Eur J Clin Pharmacol. 1988;34(1):35-40. doi: 10.1007/BF01061414.
We have assessed the effects of terfenadine on rhinitis symptoms associated with the common cold in 91 patients in a double-blind placebo-controlled study. The patients received three doses of either terfenadine 60 mg (n = 44) or placebo (n = 47) at about 12-h intervals, starting in most patients within 48 h from the onset of symptoms. Because of deviations from the protocol, 28 cases were classified as not eligible for efficacy evaluation, but were nevertheless analysed. Excellent/good or moderate efficacy was reported by 63% of eligible and 59% of all patients who received terfenadine (placebo 40% and 51% respectively, p = 0.049 and 0.113 respectively). 68% of eligible and 52% of all patients indicated that they would take terfenadine again (placebo 23%, for both p = 0.002). Two h after tablet intake mean nasal airflow was increased by 11 l.min-1, SD 8 (placebo -1 l.min-1, SD 6, p = 0.005). Symptoms were improved and rhinoscopy showed reduced swelling and redness of the mucosa and reduced nasal secretion and obstruction (basically unchanged in the placebo group). Therefore, terfenadine seems to act favourably on the acute rhinitis symptoms associated with the common cold. Since terfenadine is devoid of anticholinergic activity, nose symptoms during the initial stage of the common cold may be mediated to an important degree by histamine.

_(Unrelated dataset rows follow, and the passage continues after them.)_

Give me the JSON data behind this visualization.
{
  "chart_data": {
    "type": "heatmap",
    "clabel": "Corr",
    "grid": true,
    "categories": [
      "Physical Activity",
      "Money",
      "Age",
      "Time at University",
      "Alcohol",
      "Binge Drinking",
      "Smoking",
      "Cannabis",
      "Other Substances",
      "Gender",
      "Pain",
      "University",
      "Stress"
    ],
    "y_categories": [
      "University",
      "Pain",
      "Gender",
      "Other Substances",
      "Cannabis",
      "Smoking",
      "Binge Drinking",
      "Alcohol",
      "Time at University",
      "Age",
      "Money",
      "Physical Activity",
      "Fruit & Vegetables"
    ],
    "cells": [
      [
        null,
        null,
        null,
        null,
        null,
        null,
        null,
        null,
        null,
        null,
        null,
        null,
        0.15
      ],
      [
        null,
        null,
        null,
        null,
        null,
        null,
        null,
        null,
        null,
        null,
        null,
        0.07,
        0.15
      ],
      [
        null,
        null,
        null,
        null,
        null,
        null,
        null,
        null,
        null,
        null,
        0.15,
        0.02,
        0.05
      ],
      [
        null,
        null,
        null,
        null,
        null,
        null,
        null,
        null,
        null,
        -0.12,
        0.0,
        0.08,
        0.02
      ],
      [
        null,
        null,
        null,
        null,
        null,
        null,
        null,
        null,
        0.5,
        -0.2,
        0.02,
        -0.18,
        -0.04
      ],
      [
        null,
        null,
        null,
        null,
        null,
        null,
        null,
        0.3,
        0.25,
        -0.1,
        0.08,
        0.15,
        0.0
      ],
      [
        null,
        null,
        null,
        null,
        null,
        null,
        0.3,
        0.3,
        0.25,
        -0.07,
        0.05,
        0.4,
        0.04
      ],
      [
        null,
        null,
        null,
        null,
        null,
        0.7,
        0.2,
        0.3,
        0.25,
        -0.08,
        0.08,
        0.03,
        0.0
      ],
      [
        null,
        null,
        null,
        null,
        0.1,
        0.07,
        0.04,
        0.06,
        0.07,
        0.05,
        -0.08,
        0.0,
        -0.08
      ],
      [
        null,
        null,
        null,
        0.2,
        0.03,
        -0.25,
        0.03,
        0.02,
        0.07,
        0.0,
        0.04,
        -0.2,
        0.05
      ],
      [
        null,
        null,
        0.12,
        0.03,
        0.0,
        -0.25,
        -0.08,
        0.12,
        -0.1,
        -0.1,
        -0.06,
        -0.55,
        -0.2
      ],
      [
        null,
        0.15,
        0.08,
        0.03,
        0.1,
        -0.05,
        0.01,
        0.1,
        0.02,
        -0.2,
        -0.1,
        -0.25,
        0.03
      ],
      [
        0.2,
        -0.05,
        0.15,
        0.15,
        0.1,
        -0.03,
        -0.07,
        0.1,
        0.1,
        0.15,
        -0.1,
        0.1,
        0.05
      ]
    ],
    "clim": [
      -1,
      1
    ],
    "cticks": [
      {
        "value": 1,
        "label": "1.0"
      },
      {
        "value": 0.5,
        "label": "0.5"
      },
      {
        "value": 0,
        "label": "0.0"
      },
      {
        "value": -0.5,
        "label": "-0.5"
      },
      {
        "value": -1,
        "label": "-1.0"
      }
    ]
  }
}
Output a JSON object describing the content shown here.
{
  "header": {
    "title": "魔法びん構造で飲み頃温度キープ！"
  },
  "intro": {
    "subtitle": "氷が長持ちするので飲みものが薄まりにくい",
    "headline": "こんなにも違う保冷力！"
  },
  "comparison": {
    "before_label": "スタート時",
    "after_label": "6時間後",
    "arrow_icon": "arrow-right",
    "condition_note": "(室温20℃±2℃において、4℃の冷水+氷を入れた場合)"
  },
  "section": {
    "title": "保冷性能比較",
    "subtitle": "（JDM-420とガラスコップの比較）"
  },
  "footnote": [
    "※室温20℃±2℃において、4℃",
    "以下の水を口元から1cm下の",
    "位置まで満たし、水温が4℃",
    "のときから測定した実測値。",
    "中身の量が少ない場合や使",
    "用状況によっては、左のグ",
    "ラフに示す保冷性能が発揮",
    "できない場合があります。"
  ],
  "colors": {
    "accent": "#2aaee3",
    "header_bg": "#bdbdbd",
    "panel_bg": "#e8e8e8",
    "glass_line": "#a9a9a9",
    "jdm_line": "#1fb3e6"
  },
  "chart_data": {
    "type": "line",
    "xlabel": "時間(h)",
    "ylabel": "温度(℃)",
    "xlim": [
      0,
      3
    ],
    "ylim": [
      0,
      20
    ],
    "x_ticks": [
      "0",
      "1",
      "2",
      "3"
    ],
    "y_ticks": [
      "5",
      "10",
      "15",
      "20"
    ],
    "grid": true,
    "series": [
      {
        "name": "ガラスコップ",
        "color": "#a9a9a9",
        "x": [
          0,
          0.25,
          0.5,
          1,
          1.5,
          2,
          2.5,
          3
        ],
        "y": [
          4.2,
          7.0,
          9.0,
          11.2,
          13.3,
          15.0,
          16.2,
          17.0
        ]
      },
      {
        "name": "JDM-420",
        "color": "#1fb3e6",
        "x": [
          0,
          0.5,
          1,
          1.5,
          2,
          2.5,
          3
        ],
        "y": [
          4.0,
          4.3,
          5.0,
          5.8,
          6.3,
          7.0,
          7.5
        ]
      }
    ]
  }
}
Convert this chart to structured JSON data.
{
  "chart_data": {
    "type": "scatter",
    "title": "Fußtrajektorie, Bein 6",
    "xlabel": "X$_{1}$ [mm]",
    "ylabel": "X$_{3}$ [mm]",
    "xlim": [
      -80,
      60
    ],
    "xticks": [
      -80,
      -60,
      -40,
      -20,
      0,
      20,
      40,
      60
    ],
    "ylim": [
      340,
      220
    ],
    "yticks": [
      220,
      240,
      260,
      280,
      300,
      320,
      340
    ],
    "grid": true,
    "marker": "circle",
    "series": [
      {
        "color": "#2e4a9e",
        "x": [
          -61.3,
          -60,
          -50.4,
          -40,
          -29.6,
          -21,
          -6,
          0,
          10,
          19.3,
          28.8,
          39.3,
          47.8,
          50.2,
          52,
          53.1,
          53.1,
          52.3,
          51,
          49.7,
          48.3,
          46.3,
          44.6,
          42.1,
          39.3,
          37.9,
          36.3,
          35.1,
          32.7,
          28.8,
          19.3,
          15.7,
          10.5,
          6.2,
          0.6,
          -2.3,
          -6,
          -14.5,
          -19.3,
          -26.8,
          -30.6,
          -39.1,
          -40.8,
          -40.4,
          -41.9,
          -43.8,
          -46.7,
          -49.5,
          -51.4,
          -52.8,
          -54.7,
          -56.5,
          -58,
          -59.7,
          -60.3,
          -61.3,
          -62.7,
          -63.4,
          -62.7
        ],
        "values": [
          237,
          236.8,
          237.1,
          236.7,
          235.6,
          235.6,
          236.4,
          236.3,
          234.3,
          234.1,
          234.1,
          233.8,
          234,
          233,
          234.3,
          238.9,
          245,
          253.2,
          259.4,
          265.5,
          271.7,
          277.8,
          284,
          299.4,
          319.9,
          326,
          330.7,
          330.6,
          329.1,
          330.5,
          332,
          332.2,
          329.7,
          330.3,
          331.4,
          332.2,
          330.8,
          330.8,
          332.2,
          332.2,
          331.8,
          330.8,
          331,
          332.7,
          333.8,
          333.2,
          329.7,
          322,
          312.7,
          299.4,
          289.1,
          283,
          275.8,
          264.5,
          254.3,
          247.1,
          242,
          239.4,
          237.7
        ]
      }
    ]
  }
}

我们在一项双盲安慰剂对照研究中,评估了特非那定对91例普通感冒相关鼻炎症状的影响。患者每隔约12小时接受三剂60毫克特非那定(n = 44)或安慰剂(n = 47),大多数患者在症状出现后48小时内开始用药。由于偏离方案,28例被归类为不符合疗效评估标准,但仍进行了分析。接受特非那定的合格患者中有63%、所有患者中有59%报告疗效为优/良或中等(安慰剂组分别为40%和51%,p分别为0.049和0.113)。68%的合格患者和52%的所有患者表示他们会再次服用特非那定(安慰剂组为23%,两者p均为0.002)。服药后两小时,平均鼻气流增加了11升/分钟,标准差为8(安慰剂组为-1升/分钟,标准差为6,p = 0.005)。症状有所改善,鼻镜检查显示黏膜肿胀和发红减轻,鼻分泌物和鼻塞减少(安慰剂组基本无变化)。因此,特非那定似乎对普通感冒相关的急性鼻炎症状有有利作用。由于特非那定没有抗胆碱能活性,普通感冒初期的鼻部症状可能在很大程度上由组胺介导。